Kanunda bir düzenleme ile Türkiye’de de imar ya da afet fonu kurulabileceğini belirten Burak Demirel, “Türkiye’de konut ve vatandaşlık alacak kişiler önce 100 bin ya da 200 bin dolar bu fona bağış yapar. Sonrasında konut alır. Böylece orada biriken kaynak deprem bölgesinin ihyasında kullanılır. Bunun dünyada birçok ülkede örneği var. Çünkü konut ya da vatandaşlık alan kişiler o ülkenin tüm imkanlarından faydalanıyorlar” diye konuştu.
TÜRK PASAPORTUNUN KIYMETİ ARTIYOR
Türk pasaportunun dünyadaki kıymetinin arttığını dile getiren Burak Demirel, “Türk pasaportu 118 ülkeye vizesiz giriş hakkı tanıyor. Bu da özellikle yabancı yatırımcı ve iş dünyası için büyük önem taşıyor” ifadelerini kullandı.
PASAPORT KOLEKSİYONERLERİ
Özellikle pandemiden sonra pasaport çeşitliliğinin öneminin arttığını anlatan Demirel, şunları söyledi:
“Pandemi sonrası pasaport koleksiyonerliği oluştu. Bu zenginler için hem prestij hem de işlerini kolaylaştırıyor. Çünkü pandemi döneminde bazı ülkeler kapılarını kapattı, bazıları bazı aşıları zorunlu tuttu. İnsanların yatırımı olsa da o ülkeye gidip gelmekte zorlandı. O nedenle pasaport edinimi daha da önem kazandı. Şu anda 7-8 pasaportu olan insanlar var.”
12 MİLYAR DOLARLIK SERVET HAREKETİ
Dünyada 45’i aşkın ofisiyle, yatırım yoluyla vatandaşlık ve oturum programları danışmanlığı hizmeti sunan Henley & Partners, “Varlıkların Korunması Semineri”yle İzmir iş dünyasını bir araya getirdi. İş insanları için vize serbestiyesinin ve yatırım göçünün öneminin konuşulduğu seminerde, çözüm önerileri de tartışıldı.
Henley & Partners Özel Müşteriler Grup Başkanı Dominic Volek ise, yatırım yoluyla oturum ve vatandaşlığın gerek hükümetlerin gerekse bireyler açısından pek çok avantaj sağladığını söyledi.
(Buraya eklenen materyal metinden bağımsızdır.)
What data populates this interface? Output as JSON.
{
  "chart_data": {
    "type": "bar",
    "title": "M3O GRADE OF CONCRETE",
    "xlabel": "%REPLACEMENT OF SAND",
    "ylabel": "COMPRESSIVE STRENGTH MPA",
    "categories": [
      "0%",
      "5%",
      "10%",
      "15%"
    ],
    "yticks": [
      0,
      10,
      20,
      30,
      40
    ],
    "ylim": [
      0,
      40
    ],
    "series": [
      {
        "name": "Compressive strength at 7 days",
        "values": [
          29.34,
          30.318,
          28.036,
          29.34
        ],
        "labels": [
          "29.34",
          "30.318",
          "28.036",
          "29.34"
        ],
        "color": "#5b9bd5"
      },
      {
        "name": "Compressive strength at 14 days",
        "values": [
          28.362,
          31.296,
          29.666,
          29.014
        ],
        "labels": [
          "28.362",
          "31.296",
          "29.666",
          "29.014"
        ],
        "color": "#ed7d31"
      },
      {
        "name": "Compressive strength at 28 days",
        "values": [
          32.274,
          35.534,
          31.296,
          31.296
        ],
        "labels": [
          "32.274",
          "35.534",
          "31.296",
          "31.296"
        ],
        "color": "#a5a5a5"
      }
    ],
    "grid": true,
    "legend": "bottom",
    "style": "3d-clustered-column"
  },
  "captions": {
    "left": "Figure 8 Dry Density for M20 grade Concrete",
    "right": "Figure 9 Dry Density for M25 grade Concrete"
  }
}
Volek, 30 yıldır hizmet veren bir şirket olarak, 12 milyar dolarlık bir servet hareketine aracılık yaptıklarını kaydetti.
İŞ DÜNYASININ VİZE KRİZİ
Son dönemde iş dünyasındaki en önemli sorunlardan biri de vize süreci. Birçok iş insanı fuarlara katılamıyor, bölgesel toplantılarda yer alamıyor. Özellikle Schengen ülkelerindeki etkinliklerde bu sorun, Türk iş dünyasının da küresel rekabetteki en önemli engel. Burak Demirel, “İş dünyası liderleri açısından hem vize serbestiyetini hem de yatırım göçünü; ülkelerin ekonomik ilerlemeleri için önemli bir kaldıraç olarak görüyoruz.
Uzun süredir yaşadığımız vize krizleri, hareket alanımızı daha da kısıtlıyor. Yeni pazarlar ve ekonomik açılımlar hedefinde olan Türk iş insanları ise deyim yerindeyse okyanusu geçerken derede boğulma tehlikesiyle karşı karşıya kalıyor. Bu anlamda vizesiz seyahat imkanlarına erişebilmek için en önemli alternatif vatandaşlık ve oturum programları olarak öne çıkıyor” dedi.